Abstract
ABSTRACT
In two studies comparing budesonide delivered by Turbuhaler with budesonide delivered by pressurized metered dose inhaler (pMDI), a significantly higher morning peak expiratory flow (PEF), and a patient preference in favor of budesonide by Turbuhaler was found. Less cough was also noted. In a third study no difference was found between the two formulations. However, a meta-analysis of the three studies demonstrated a significant difference in favor of budesonide by Turbuhaler for forced expiratory volume in one second (FEV1) and morning PEF. These findings are supported by data on lung deposition showing the Turbuhaler to be twice as efficient as a pMDI. At the same time, the availability of budesonide from the gastrointestinal tract is reduced. Thus, a more beneficial ratio arises between local lung delivery and systemic availability. Inhaled glucocorticosteroids are now recommended for mild asthma.

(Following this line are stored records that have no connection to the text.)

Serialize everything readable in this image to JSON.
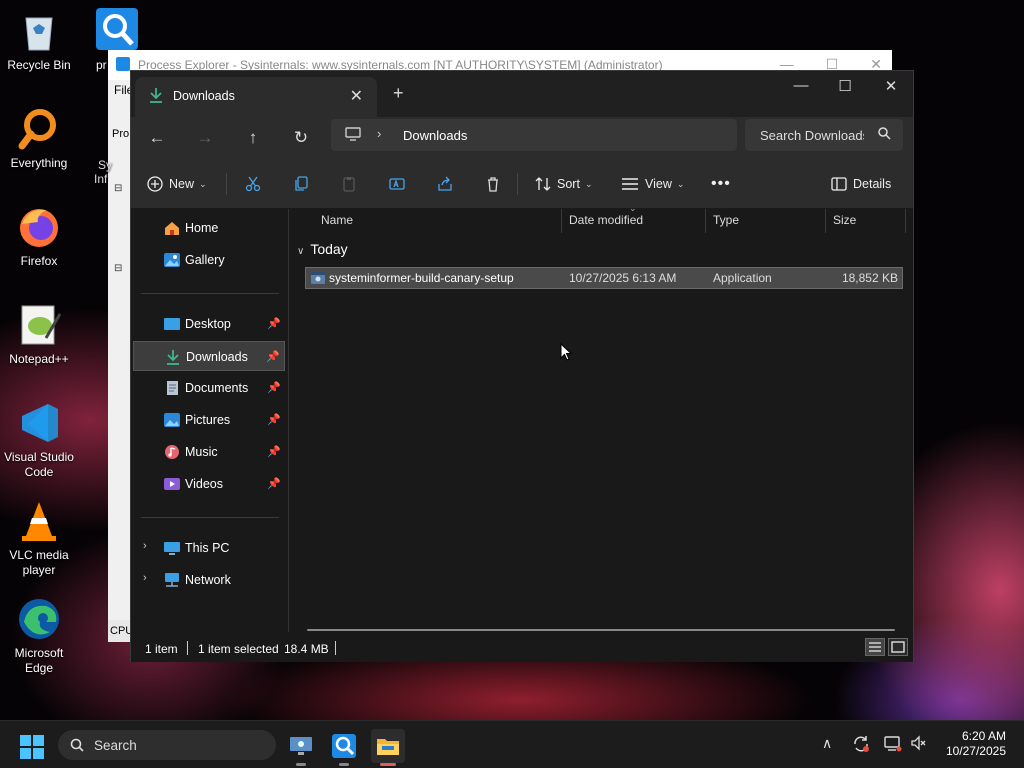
{
  "desktop": {
    "icons": [
      {
        "label": "Recycle Bin"
      },
      {
        "label": "pr"
      },
      {
        "label": "Everything"
      },
      {
        "label": "Firefox"
      },
      {
        "label": "Notepad++"
      },
      {
        "label": "Visual Studio Code"
      },
      {
        "label": "VLC media player"
      },
      {
        "label": "Microsoft Edge"
      }
    ]
  },
  "process_explorer": {
    "title": "Process Explorer - Sysinternals: www.sysinternals.com [NT AUTHORITY\\SYSTEM] (Administrator)",
    "menu_first": "File",
    "toolbar_fragment": "Pro",
    "cpu_label": "CPU",
    "side_fragments": [
      "Sy",
      "Inf"
    ]
  },
  "explorer": {
    "tab_label": "Downloads",
    "address": {
      "crumb": "Downloads"
    },
    "search_placeholder": "Search Downloads",
    "commands": {
      "new": "New",
      "sort": "Sort",
      "view": "View",
      "details": "Details"
    },
    "sidebar": {
      "home": "Home",
      "gallery": "Gallery",
      "quick_access": [
        {
          "label": "Desktop",
          "pinned": true
        },
        {
          "label": "Downloads",
          "pinned": true,
          "selected": true
        },
        {
          "label": "Documents",
          "pinned": true
        },
        {
          "label": "Pictures",
          "pinned": true
        },
        {
          "label": "Music",
          "pinned": true
        },
        {
          "label": "Videos",
          "pinned": true
        }
      ],
      "this_pc": "This PC",
      "network": "Network"
    },
    "columns": {
      "name": "Name",
      "date_modified": "Date modified",
      "type": "Type",
      "size": "Size"
    },
    "group": "Today",
    "files": [
      {
        "name": "systeminformer-build-canary-setup",
        "date_modified": "10/27/2025 6:13 AM",
        "type": "Application",
        "size": "18,852 KB",
        "selected": true
      }
    ],
    "status": {
      "count": "1 item",
      "selection": "1 item selected",
      "size": "18.4 MB"
    }
  },
  "taskbar": {
    "search_label": "Search",
    "clock": {
      "time": "6:20 AM",
      "date": "10/27/2025"
    }
  },
  "colors": {
    "accent": "#0078d4",
    "folder_download": "#3fb68b",
    "selection": "#4a4a4a"
  }
}
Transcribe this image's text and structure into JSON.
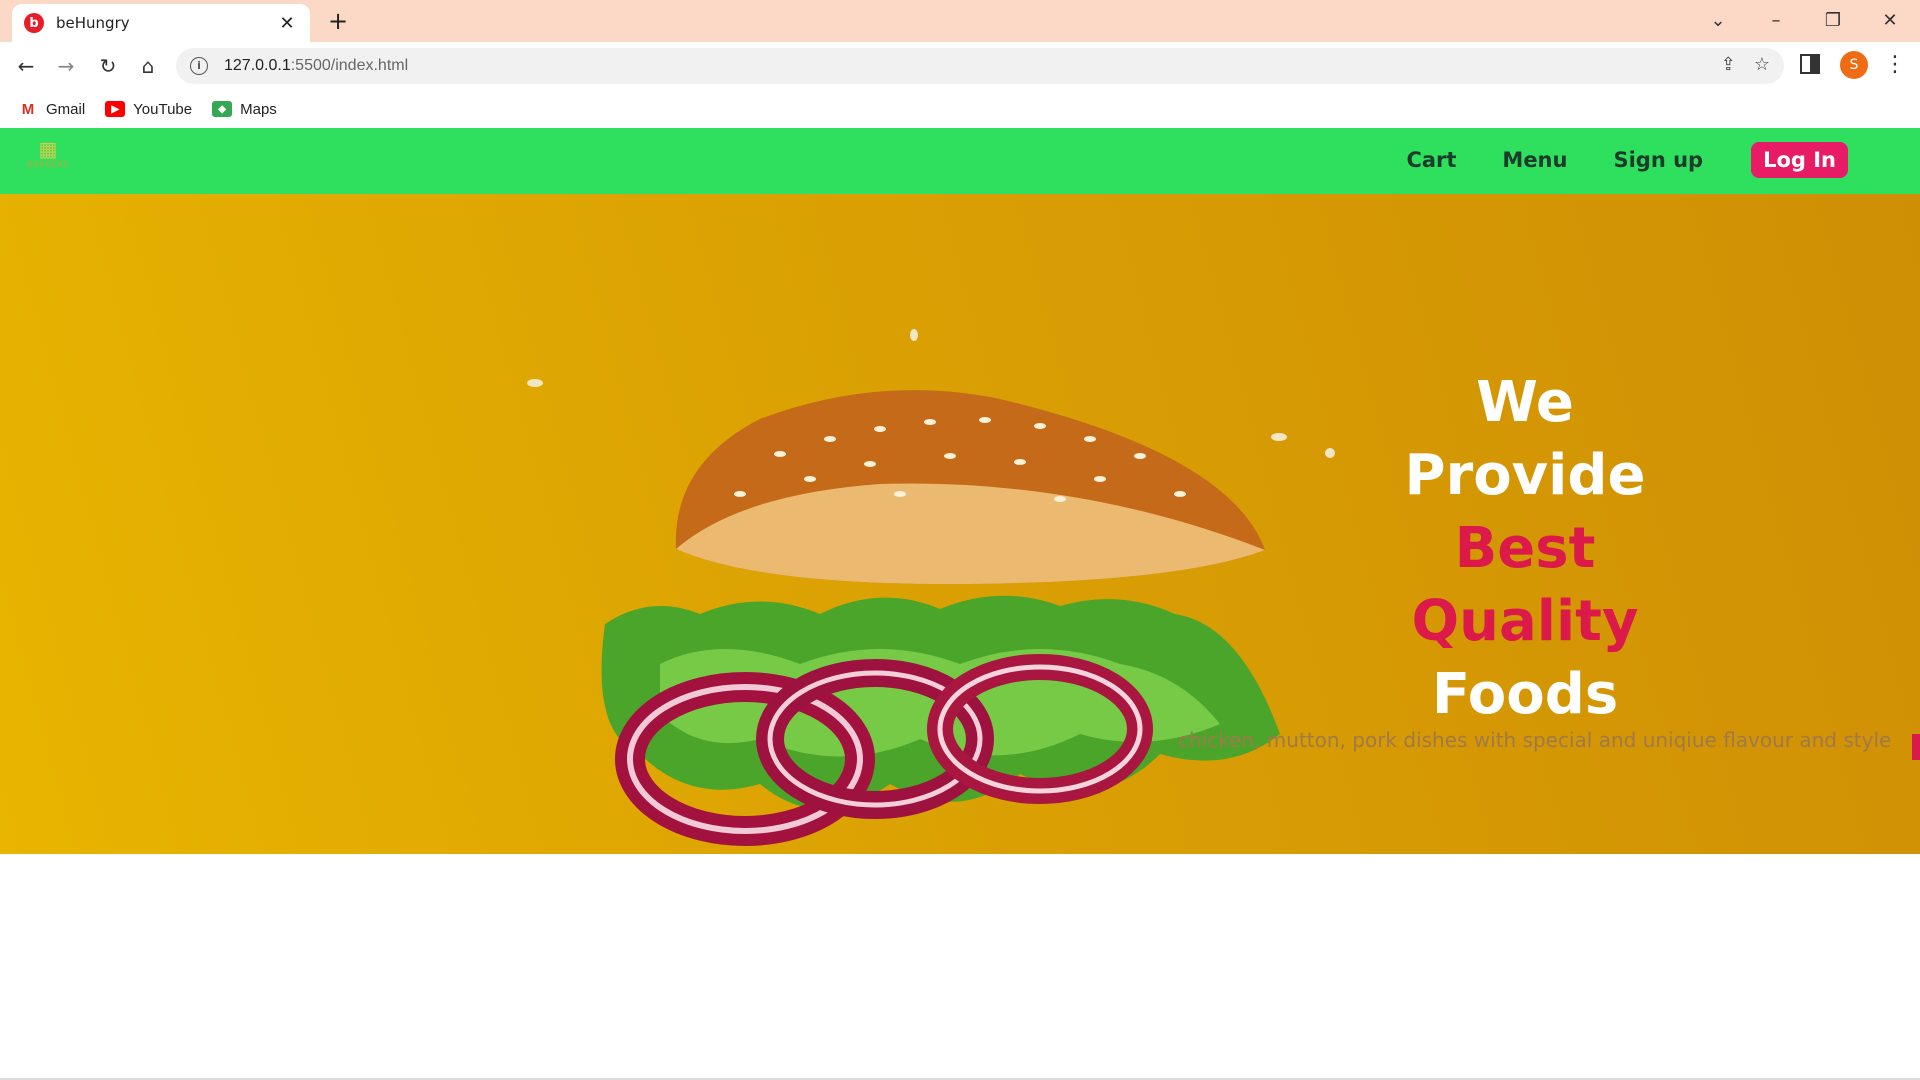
{
  "browser": {
    "tab_title": "beHungry",
    "tab_favicon_letter": "b",
    "url_host": "127.0.0.1",
    "url_path": ":5500/index.html",
    "profile_initial": "S",
    "bookmarks": [
      {
        "label": "Gmail",
        "icon": "gmail-icon"
      },
      {
        "label": "YouTube",
        "icon": "youtube-icon"
      },
      {
        "label": "Maps",
        "icon": "maps-icon"
      }
    ]
  },
  "site": {
    "logo_text": "BURGERS",
    "nav": {
      "cart": "Cart",
      "menu": "Menu",
      "signup": "Sign up",
      "login": "Log In"
    },
    "hero": {
      "line1": "We",
      "line2": "Provide",
      "line3": "Best",
      "line4": "Quality",
      "line5": "Foods",
      "subtitle": "chicken, mutton, pork dishes with special and uniqiue flavour and style"
    },
    "colors": {
      "nav_bg": "#2fe05f",
      "accent": "#e81c66",
      "hero_bg": "#dca303"
    }
  }
}
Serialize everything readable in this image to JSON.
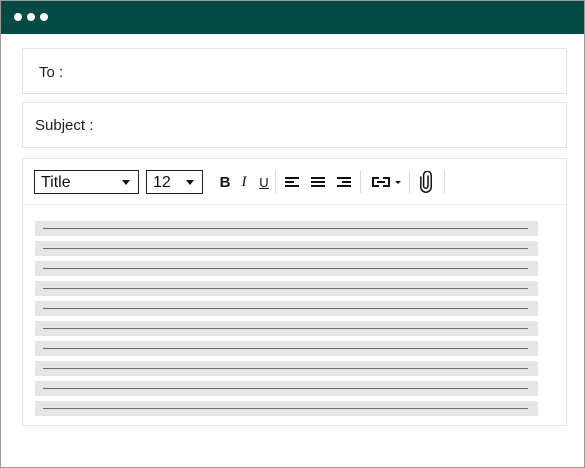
{
  "window": {
    "titlebar_color": "#044b46",
    "controls": [
      "window-dot-icon",
      "window-dot-icon",
      "window-dot-icon"
    ]
  },
  "compose": {
    "to_label": "To :",
    "subject_label": "Subject :",
    "to_value": "",
    "subject_value": ""
  },
  "toolbar": {
    "font_style": "Title",
    "font_size": "12",
    "bold_label": "B",
    "italic_label": "I",
    "underline_label": "U",
    "icons": [
      "align-left-icon",
      "align-center-icon",
      "align-right-icon",
      "link-icon",
      "paperclip-icon"
    ]
  },
  "body": {
    "placeholder_line_count": 10
  }
}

Thus once daily treatment with 400μg budesonide by Turbuhaler has been studied in two trials; a comparison with 200μg twice daily was also made. In both studies morning/evening PEF increased significantly over placebo and no difference was demonstrated between once- and twice-daily treatments. A study to determine the effect of placebo and 200μg twice daily and 400μg once daily of budesonide by Turbuhaler on 24-h plasma and urinary cortisol demonstrated no difference between the treatment regimens. Budesonide by Turbuhaler is at least as effective as budesonide by pMDI. When patients are switched to budesonide by Turbuhaler an attempt should be made to reduce the dose. In mild to moderate asthma a trial of once-daily dosage can be made.